Looking at the cache configuration, I noticed that it was set to contain a maximum of 100MB of objects, and a timeout value to ensure that objects were not retained indefinitely. Nonetheless, the application’s memory utilization suggested that many more objects were actually stored in the cache than reported.
Fortunately, the first-tier cache is written in .NET, so I was able to take a look at the source code with Reflector. After inspecting the code for a while, I wondered how the cache was even able to tell the size of the managed object (to keep the cache from exceeding the 100MB hard limit). Apparently, what happened at each add-to-cache operation was approximately the following:
- Serialize the object using BinaryFormatter
- Send the serialized representation to the service, including the timeout parameter
- If the current cache size + the size of the serialized object exceeds the cache maximum, remove objects from the cache until the limits are satisfied
- Store a local reference to the object
There are two fundamental things wrong here:
- There is no notion of timeout on the ASP.NET first-tier side – objects are retained indefinitely
- The serialized size of an object is not necessarily the same as its real size in memory!

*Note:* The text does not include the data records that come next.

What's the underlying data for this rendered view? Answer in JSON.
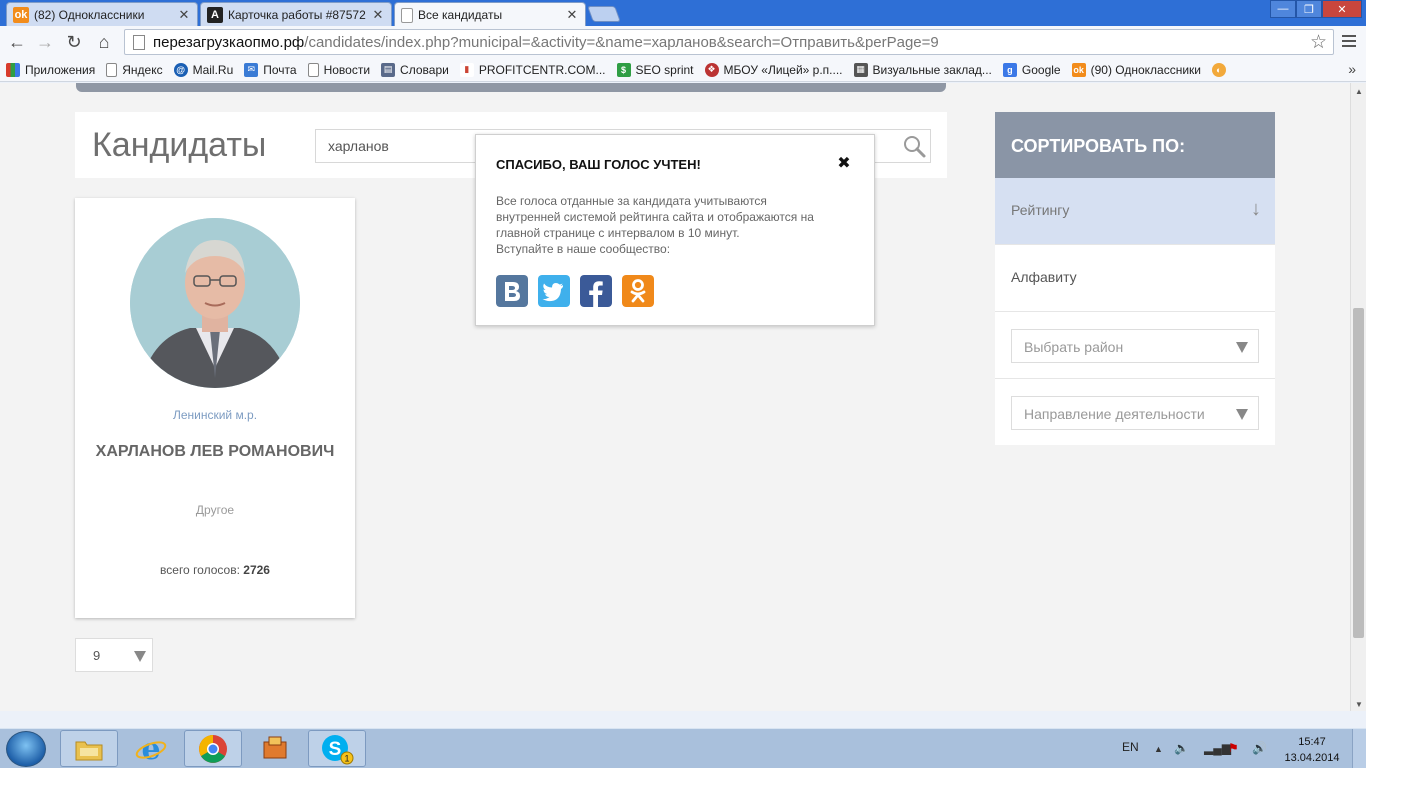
{
  "browser": {
    "tabs": [
      {
        "title": "(82) Одноклассники",
        "icon": "odnoklassniki-icon",
        "active": false
      },
      {
        "title": "Карточка работы #87572",
        "icon": "letter-a-icon",
        "active": false
      },
      {
        "title": "Все кандидаты",
        "icon": "page-icon",
        "active": true
      }
    ],
    "url_host": "перезагрузкаопмо.рф",
    "url_path": "/candidates/index.php?municipal=&activity=&name=харланов&search=Отправить&perPage=9",
    "bookmarks": [
      {
        "label": "Приложения",
        "icon": "apps-grid-icon",
        "color": "#d83b2d"
      },
      {
        "label": "Яндекс",
        "icon": "page-icon",
        "color": "#888888"
      },
      {
        "label": "Mail.Ru",
        "icon": "mailru-icon",
        "color": "#1a5fb4"
      },
      {
        "label": "Почта",
        "icon": "mail-icon",
        "color": "#3a7bd5"
      },
      {
        "label": "Новости",
        "icon": "page-icon",
        "color": "#888888"
      },
      {
        "label": "Словари",
        "icon": "dictionary-icon",
        "color": "#5a6a8a"
      },
      {
        "label": "PROFITCENTR.COM...",
        "icon": "bar-chart-icon",
        "color": "#c43"
      },
      {
        "label": "SEO sprint",
        "icon": "seo-sprint-icon",
        "color": "#2f9e44"
      },
      {
        "label": "МБОУ «Лицей» р.п....",
        "icon": "school-crest-icon",
        "color": "#b33"
      },
      {
        "label": "Визуальные заклад...",
        "icon": "grid-icon",
        "color": "#555555"
      },
      {
        "label": "Google",
        "icon": "google-icon",
        "color": "#3b78e7"
      },
      {
        "label": "(90) Одноклассники",
        "icon": "odnoklassniki-icon",
        "color": "#f28c1b"
      }
    ],
    "more_label": "»"
  },
  "page": {
    "title": "Кандидаты",
    "search_value": "харланов",
    "candidate": {
      "district": "Ленинский м.р.",
      "name": "ХАРЛАНОВ ЛЕВ РОМАНОВИЧ",
      "category": "Другое",
      "votes_label": "всего голосов:",
      "votes_value": "2726"
    },
    "per_page": "9",
    "sort": {
      "header": "СОРТИРОВАТЬ ПО:",
      "options": [
        "Рейтингу",
        "Алфавиту"
      ],
      "active_option": "Рейтингу",
      "district_select": "Выбрать район",
      "activity_select": "Направление деятельности"
    }
  },
  "modal": {
    "title": "СПАСИБО, ВАШ ГОЛОС УЧТЕН!",
    "close": "✖",
    "text_lines": [
      "Все голоса отданные за кандидата учитываются",
      "внутренней системой рейтинга сайта и отображаются на",
      "главной странице с интервалом в 10 минут.",
      "Вступайте в наше сообщество:"
    ],
    "social": [
      {
        "name": "vk",
        "icon": "vk-icon",
        "color": "#55779e",
        "glyph": "B"
      },
      {
        "name": "twitter",
        "icon": "twitter-icon",
        "color": "#3fb0ec",
        "glyph": "t"
      },
      {
        "name": "facebook",
        "icon": "facebook-icon",
        "color": "#3b5a98",
        "glyph": "f"
      },
      {
        "name": "odnoklassniki",
        "icon": "odnoklassniki-icon",
        "color": "#f0891a",
        "glyph": "ok"
      }
    ]
  },
  "taskbar": {
    "lang": "EN",
    "time": "15:47",
    "date": "13.04.2014",
    "skype_badge": "1"
  }
}
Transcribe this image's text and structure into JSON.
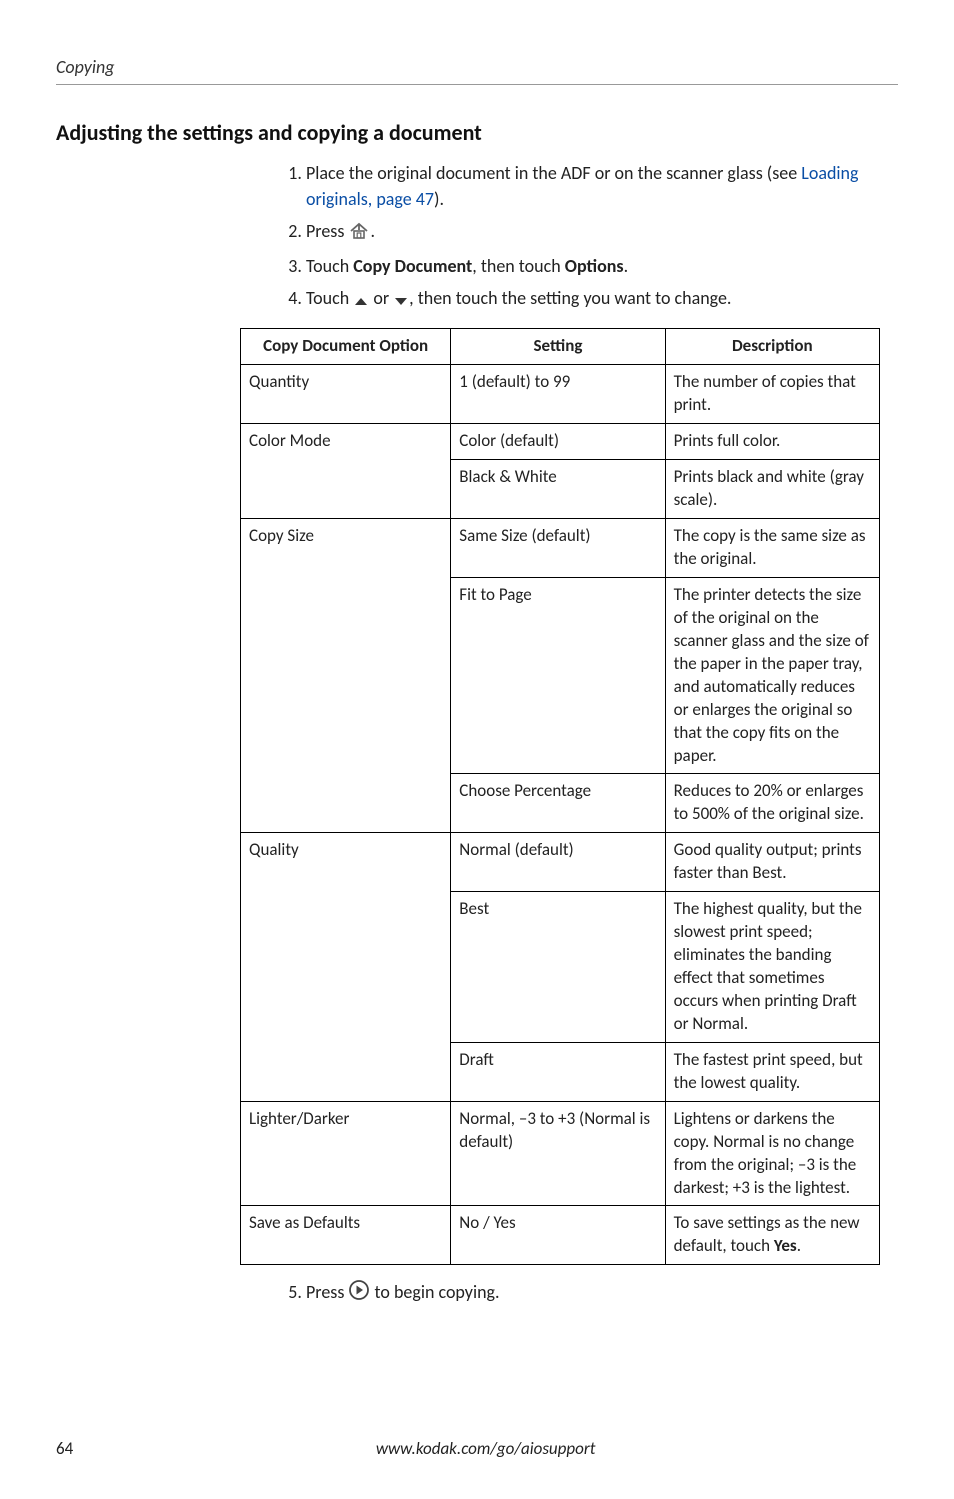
{
  "header": {
    "chapter": "Copying"
  },
  "section": {
    "title": "Adjusting the settings and copying a document"
  },
  "steps": {
    "s1a": "Place the original document in the ADF or on the scanner glass (see ",
    "s1link": "Loading originals, page 47",
    "s1b": ").",
    "s2a": "Press ",
    "s2b": ".",
    "s3a": "Touch ",
    "s3b": "Copy Document",
    "s3c": ", then touch ",
    "s3d": "Options",
    "s3e": ".",
    "s4a": "Touch ",
    "s4b": " or ",
    "s4c": ", then touch the setting you want to change.",
    "s5a": "Press ",
    "s5b": " to begin copying."
  },
  "table": {
    "headers": [
      "Copy Document Option",
      "Setting",
      "Description"
    ],
    "rows": [
      {
        "option": "Quantity",
        "setting": "1 (default) to 99",
        "desc": "The number of copies that print."
      },
      {
        "option": "Color Mode",
        "setting": "Color (default)",
        "desc": "Prints full color."
      },
      {
        "option": "",
        "setting": "Black & White",
        "desc": "Prints black and white (gray scale)."
      },
      {
        "option": "Copy Size",
        "setting": "Same Size (default)",
        "desc": "The copy is the same size as the original."
      },
      {
        "option": "",
        "setting": "Fit to Page",
        "desc": "The printer detects the size of the original on the scanner glass and the size of the paper in the paper tray, and automatically reduces or enlarges the original so that the copy fits on the paper."
      },
      {
        "option": "",
        "setting": "Choose Percentage",
        "desc": "Reduces to 20% or enlarges to 500% of the original size."
      },
      {
        "option": "Quality",
        "setting": "Normal (default)",
        "desc": "Good quality output; prints faster than Best."
      },
      {
        "option": "",
        "setting": "Best",
        "desc": "The highest quality, but the slowest print speed; eliminates the banding effect that sometimes occurs when printing Draft or Normal."
      },
      {
        "option": "",
        "setting": "Draft",
        "desc": "The fastest print speed, but the lowest quality."
      },
      {
        "option": "Lighter/Darker",
        "setting": "Normal, –3 to +3 (Normal is default)",
        "desc": "Lightens or darkens the copy. Normal is no change from the original; –3 is the darkest; +3 is the lightest."
      },
      {
        "option": "Save as Defaults",
        "setting": "No / Yes",
        "desc_a": "To save settings as the new default, touch ",
        "desc_bold": "Yes",
        "desc_b": "."
      }
    ]
  },
  "footer": {
    "page": "64",
    "url": "www.kodak.com/go/aiosupport"
  },
  "rowspans": {
    "r1": 1,
    "r2": 2,
    "r4": 3,
    "r7": 3,
    "r10": 1,
    "r11": 1
  }
}
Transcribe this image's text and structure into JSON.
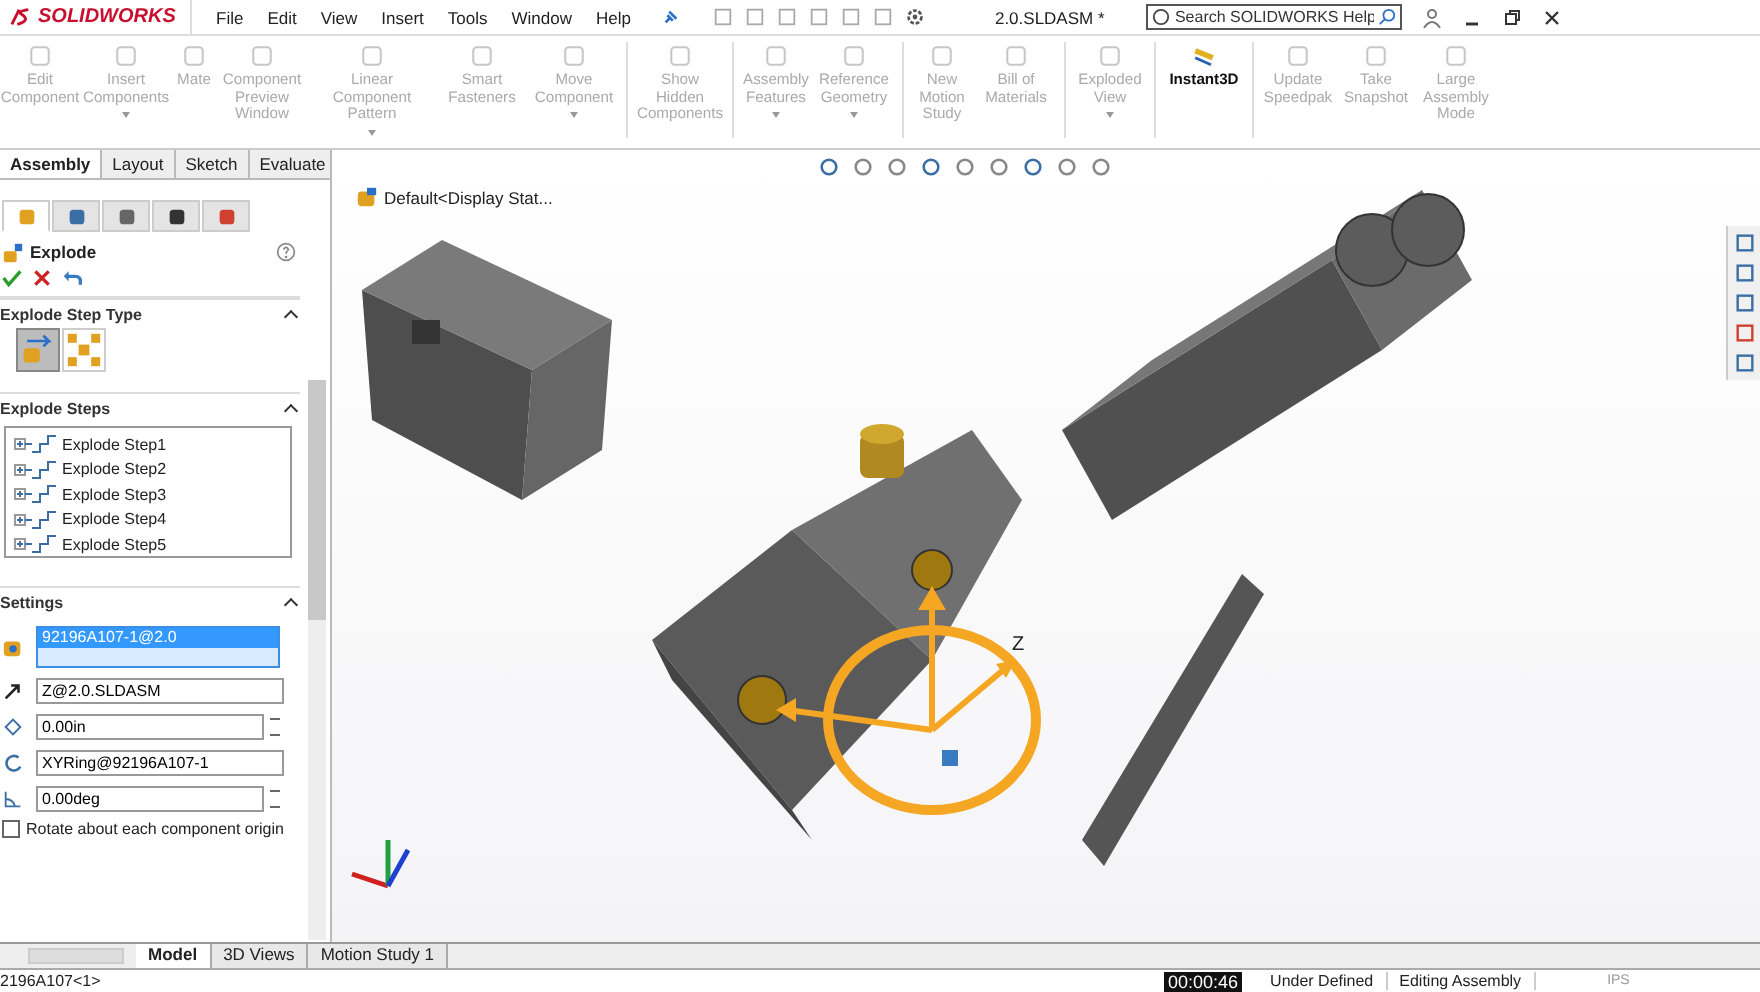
{
  "title_bar": {
    "logo": "SOLIDWORKS",
    "menu": [
      "File",
      "Edit",
      "View",
      "Insert",
      "Tools",
      "Window",
      "Help"
    ],
    "document_title": "2.0.SLDASM *",
    "search": {
      "placeholder": "Search SOLIDWORKS Help"
    }
  },
  "ribbon": {
    "groups": [
      {
        "tools": [
          {
            "label": "Edit Component",
            "disabled": true,
            "dropdown": false
          },
          {
            "label": "Insert Components",
            "disabled": true,
            "dropdown": true
          },
          {
            "label": "Mate",
            "disabled": true,
            "dropdown": false
          },
          {
            "label": "Component Preview Window",
            "disabled": true,
            "dropdown": false
          },
          {
            "label": "Linear Component Pattern",
            "disabled": true,
            "dropdown": true
          },
          {
            "label": "Smart Fasteners",
            "disabled": true,
            "dropdown": false
          },
          {
            "label": "Move Component",
            "disabled": true,
            "dropdown": true
          }
        ]
      },
      {
        "tools": [
          {
            "label": "Show Hidden Components",
            "disabled": true,
            "dropdown": false
          }
        ]
      },
      {
        "tools": [
          {
            "label": "Assembly Features",
            "disabled": true,
            "dropdown": true
          },
          {
            "label": "Reference Geometry",
            "disabled": true,
            "dropdown": true
          }
        ]
      },
      {
        "tools": [
          {
            "label": "New Motion Study",
            "disabled": true,
            "dropdown": false
          },
          {
            "label": "Bill of Materials",
            "disabled": true,
            "dropdown": false
          }
        ]
      },
      {
        "tools": [
          {
            "label": "Exploded View",
            "disabled": true,
            "dropdown": true
          }
        ]
      },
      {
        "tools": [
          {
            "label": "Instant3D",
            "disabled": false,
            "dropdown": false
          }
        ]
      },
      {
        "tools": [
          {
            "label": "Update Speedpak",
            "disabled": true,
            "dropdown": false
          },
          {
            "label": "Take Snapshot",
            "disabled": true,
            "dropdown": false
          },
          {
            "label": "Large Assembly Mode",
            "disabled": true,
            "dropdown": false
          }
        ]
      }
    ]
  },
  "command_tabs": [
    {
      "label": "Assembly",
      "selected": true
    },
    {
      "label": "Layout",
      "selected": false
    },
    {
      "label": "Sketch",
      "selected": false
    },
    {
      "label": "Evaluate",
      "selected": false
    }
  ],
  "manager_tabs": [
    {
      "selected": true
    },
    {
      "selected": false
    },
    {
      "selected": false
    },
    {
      "selected": false
    },
    {
      "selected": false
    }
  ],
  "property_manager": {
    "title": "Explode",
    "step_type": {
      "title": "Explode Step Type",
      "types": [
        {
          "selected": true
        },
        {
          "selected": false
        }
      ]
    },
    "steps": {
      "title": "Explode Steps",
      "items": [
        "Explode Step1",
        "Explode Step2",
        "Explode Step3",
        "Explode Step4",
        "Explode Step5"
      ]
    },
    "settings": {
      "title": "Settings",
      "component": "92196A107-1@2.0",
      "direction": "Z@2.0.SLDASM",
      "distance": "0.00in",
      "rotation_axis": "XYRing@92196A107-1",
      "angle": "0.00deg",
      "rotate_option": {
        "label": "Rotate about each component origin",
        "checked": false
      }
    }
  },
  "viewport": {
    "tree_item": "Default<Display Stat...",
    "manipulator_label": "Z"
  },
  "bottom_tabs": [
    {
      "label": "Model",
      "selected": true
    },
    {
      "label": "3D Views",
      "selected": false
    },
    {
      "label": "Motion Study 1",
      "selected": false
    }
  ],
  "status_bar": {
    "component": "2196A107<1>",
    "timestamp": "00:00:46",
    "items": [
      "Under Defined",
      "Editing Assembly"
    ],
    "units": "IPS"
  }
}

This second problem is a very likely cause of the non-deterministic memory consumption. If the cache receives an object that takes 4K of memory but due to sheer luck can be serialized to 1K of memory, the cache retains the 4K of memory but reports only 1K as being in use.
We tried several types of objects and there was a particular category of objects that was being serialized to a much smaller form than the original – Hashtables. Since the cache was primarily used to store session objects, which are hardly anything more than a Hashtable instance, we had a fairly good grip on this one.
To verify, I wanted to change the cache configuration to store at most 1K of objects and see if the memory usage will go down. However, the leak took several hours to accumulate, and we wanted results right away. To do so, I attached WinDbg to a live process, used !dumpheap and !do to find the cache configuration object (which, fortunately, was queried on every add-to-cache operation), and used the w command to write the 1K value to memory (instead of the 100MB that was there).
After a few minutes, nothing happened yet – memory was still high and wouldn’t go down. After inspecting the GC performance counters, I realized that no Gen2 garbage collections were occurring, so there was no opportunity for memory to be reclaimed. Because this was a 64-bit system, and because lots of memory was still available, the GC didn’t feel that a collection was necessary, and rightfully so.
So now we were left with the question – how can we trigger a garbage collection even though there was no need for garbage collection? After exploring interesting ideas like injecting code into the process (with e.g. CreateRemoteThread) to trigger a GC, I figured that we might as well consume all available physical memory. It is known that the CLR listens for the low physical memory status notification, and triggers a GC when this notification occurs.
I wrote a simple console app that allocated lots and lots of physical memory, let it run for a few seconds – and voila, a garbage collection in our process occurred. Most of the memory has been reclaimed, showing that the first-tier cache was the most likely culprit.